但唐鬼知道就是這種聲音將自己引領到了這個地方,是求生的直覺將他帶到這個地方,想到這裡,唐鬼深吸了口氣,用腳輕輕踢了踢身邊的守汶。
也不知道守汶剛剛有沒有看到面前這龐然大物,是被嚇到了還是如何,總之是半晌都未曾吭聲,直到被唐鬼踢了一腳之後才反應過來。
「能和它聊幾句么?」
守汶愣了一下,他沒有馬上開口,而是像個普通的孩子一樣,摸索著到了唐鬼的身後。
唐鬼能感覺到守汶拽著自己的腰帶,在片刻定了定神后,口中發出了一陣窸窸窣窣的聲音。
你是誰,這是哪裡,我們要怎麼出去。
在被面前這龐然大物震懾到之後,這是守汶如今唯一能提出來的幾個問題。
守汶顫顫巍巍地提出了這幾個問題之後,屏氣凝神,連大氣都不敢出,靜靜地等待著從對面傳來的答案。
只是在片刻的等待之後,守汶聽到了一陣奇怪的聲音。
蟲子的聲音都很奇怪,而對於守汶來說,他之所以會感到奇怪,是因為,他根本聽不懂這蟲子的回應。

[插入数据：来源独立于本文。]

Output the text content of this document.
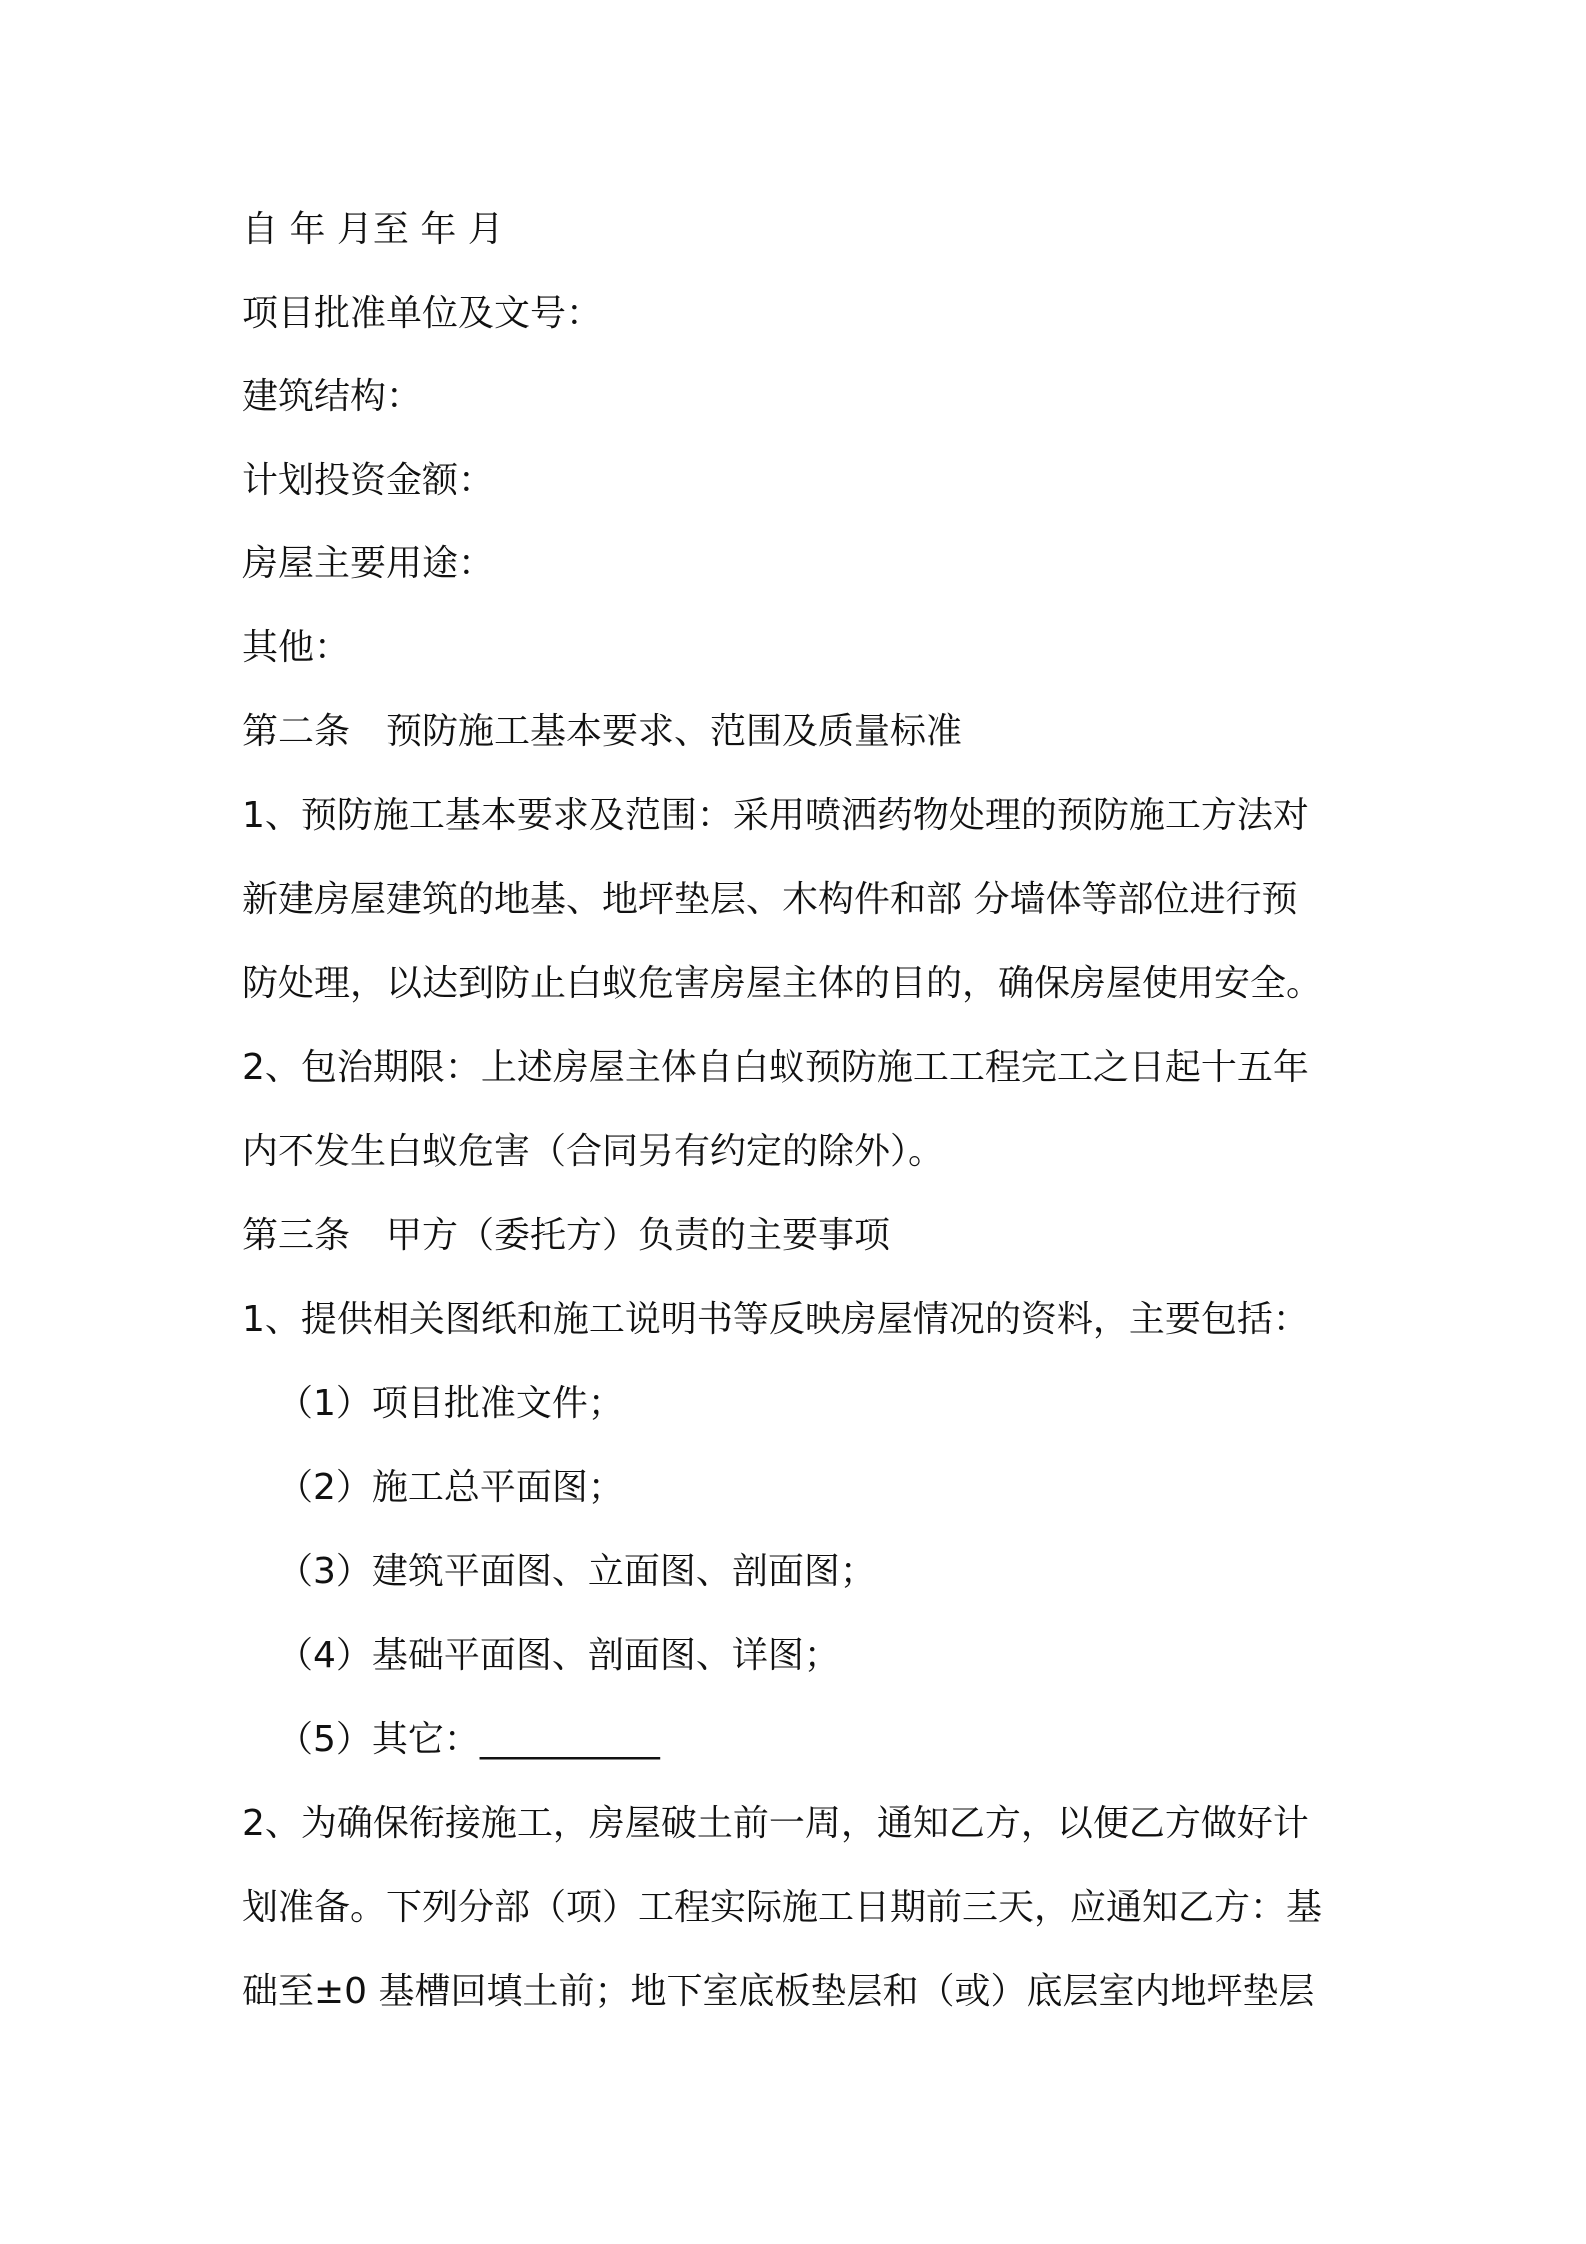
自 年 月至 年 月

项目批准单位及文号：

建筑结构：

计划投资金额：

房屋主要用途：

其他：

第二条　预防施工基本要求、范围及质量标准

1、预防施工基本要求及范围：采用喷洒药物处理的预防施工方法对

新建房屋建筑的地基、地坪垫层、木构件和部 分墙体等部位进行预

防处理，以达到防止白蚁危害房屋主体的目的，确保房屋使用安全。

2、包治期限：上述房屋主体自白蚁预防施工工程完工之日起十五年

内不发生白蚁危害（合同另有约定的除外）。

第三条　甲方（委托方）负责的主要事项

1、提供相关图纸和施工说明书等反映房屋情况的资料，主要包括：

（1）项目批准文件；

（2）施工总平面图；

（3）建筑平面图、立面图、剖面图；

（4）基础平面图、剖面图、详图；

（5）其它：__________

2、为确保衔接施工，房屋破土前一周，通知乙方，以便乙方做好计

划准备。下列分部（项）工程实际施工日期前三天，应通知乙方：基

础至±0 基槽回填土前；地下室底板垫层和（或）底层室内地坪垫层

到底在說什麼,守汶不知道,它不停地發出一些聲音,卻是守汶聽不懂的話。
整個空曠的空間中,就只有對面的這隻壁虎發出奇怪的聲音,守汶沒有馬上說話,他靜靜地聽著,等著,或許某一刻能從這隻壁虎口中聽到什麼,那些聲音好像被身下綿軟蓬鬆如棉花般的皮蛻給吸收掉了,並沒有回聲,反倒是那聲音有些鬆散稀薄。
可是,一直到那蟲子停下為止,守汶還是什麼都沒聽到,他有些不知所措,不知道當唐鬼發問的時候,自己該如何回答,他甚至有些內疚,生怕被唐鬼責罵,畢竟他們已經走到了這一步,能否出去全靠自己和這怪蟲的溝通,然而自己卻……
只是,就當守汶無計可施又惶恐內疚的時候,前面的唐鬼卻突然出聲了。
「身上帶著什麼瓶瓶罐罐了么?」
唐鬼這一提問讓守汶很是意外,不明白唐鬼為什麼要這麼問自己,緊跟著,守汶便從唐鬼口中聽到了答案--唐鬼告訴自己,他找到了解蠱葯,要用什麼東西來裝起來。
面前這隻碩大到怪異的壁虎是一隻蠱蟲,休伶和小不點兒中的蠱,都要用它的蠱涎作為解蠱葯,唐鬼需要帶些蠱涎出去。
「你……」守汶吞了口口水,在黑暗中尋找著唐鬼所在的方向,詫異不解道:「你怎麼知道?」
就連自己都沒聽懂的蟲語,唐鬼為什麼能聽懂?
但是當下這當口,唐鬼根本沒工夫也沒心情向守汶解釋這些問題,他兩步徑直到了守汶面前,動作有些粗魯地在守汶身上摸索一陣,最終抓起一隻水壺,然後便大步流星地向那蠱蟲去了。
守汶看不清楚唐鬼的身影,唯獨能聽到他的腳步無比堅定,還能聽到他拔開木頭瓶塞,一會兒后又重新蓋上,這些聲音都在空蕩蕩的空間中發出寂寥的聲響。
緊跟著,唐鬼拎起守汶的領子。
「上來。」
上?上到哪裡?還不等守汶想明白這些問題,人已經被唐鬼拎起來,身子在半空劃過,而後降落在一個滑溜溜的東西上,那粘膩的手感令守汶渾身一個激靈,冰涼濕滑的觸感令他立刻意識到自己已經騎在了那隻詭異的蠱蟲身上。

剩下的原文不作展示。